Selon les experts, jusqu’à 150 000 litres d’eau peuvent être nécessaires pour éteindre un incendie dans une voiture électrique, soit nettement plus qu’un véhicule thermique. Cette réalité pousse les constructeurs navals vers des solutions innovantes — systèmes de détection précoce, compartiments spécialisés, couvertures ignifuges.
FAQ : Véhicules électriques et sécurité maritime
L’incident du ferry norvégien remet-il en question la sécurité des véhicules électriques ?
L’explosion du Ytterøyningen soulève des questions spécifiques à l’environnement maritime, notamment l’interaction entre l’eau salée et les systèmes électriques. Cependant, les statistiques globales montrent toujours que les véhicules électriques sont moins susceptibles de s’enflammer que les thermiques.
Pourquoi limiter la charge des batteries pour le transport maritime ?
Les batteries chargées au-delà de 30% présentent des risques accrus d’autocombustion et de propagation d’incendie selon les retours d’expérience des marins-pompiers.
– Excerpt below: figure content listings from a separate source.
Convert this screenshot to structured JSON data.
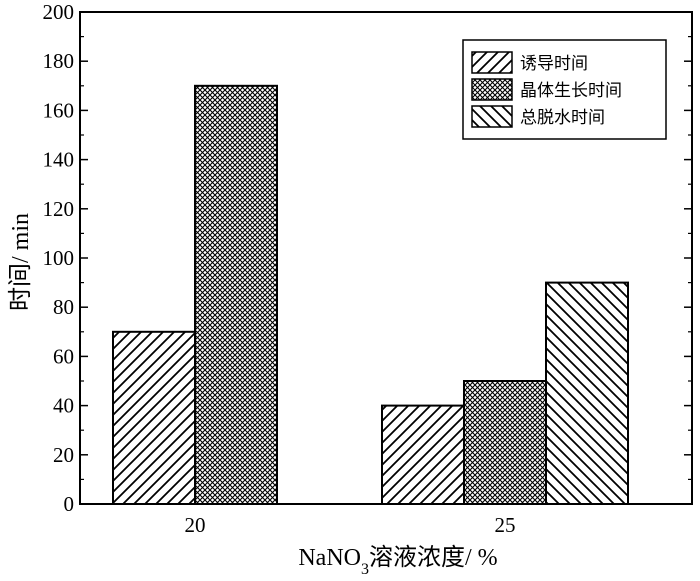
{
  "chart_data": {
    "type": "bar",
    "categories": [
      "20",
      "25"
    ],
    "series": [
      {
        "name": "诱导时间",
        "values": [
          70,
          40
        ],
        "pattern": "diagonal-forward"
      },
      {
        "name": "晶体生长时间",
        "values": [
          170,
          50
        ],
        "pattern": "crosshatch"
      },
      {
        "name": "总脱水时间",
        "values": [
          null,
          90
        ],
        "pattern": "diagonal-backward"
      }
    ],
    "ylim": [
      0,
      200
    ],
    "yticks": [
      "0",
      "20",
      "40",
      "60",
      "80",
      "100",
      "120",
      "140",
      "160",
      "180",
      "200"
    ],
    "ylabel": "时间/ min",
    "xlabel": {
      "prefix": "NaNO",
      "subscript": "3",
      "suffix": "溶液浓度/ %"
    },
    "legend_position": "top-right",
    "grid": false,
    "colors": {
      "ink": "#000000",
      "background": "#ffffff"
    }
  }
}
Cette précaution devient une norme chez plusieurs armateurs.
Les ferries électriques sont-ils plus sûrs que le transport de véhicules électriques ?
Les ferries entièrement électriques, comme le Hull 096, sont conçus spécifiquement pour cette technologie avec des systèmes de sécurité adaptés. Ils représentent une approche différente du transport de véhicules électriques sur navires conventionnels.
Quelle est la position de l’International Union of Marine Insurance ?
Selon l’IUMI, « les véhicules électrifiés ne constituent pas une préoccupation majeure ». Un seul incendie à bord d’un navire a officiellement été attribué à un modèle électrifié.
Que font les autorités pour encadrer ces transports ?
L’OMI (Organisation maritime internationale) travaille actuellement sur de nouvelles règles de sécurité applicables au transport de véhicules électriques. L’objectif est d’appréhender en sécurité les dangers inhérents aux batteries lithium.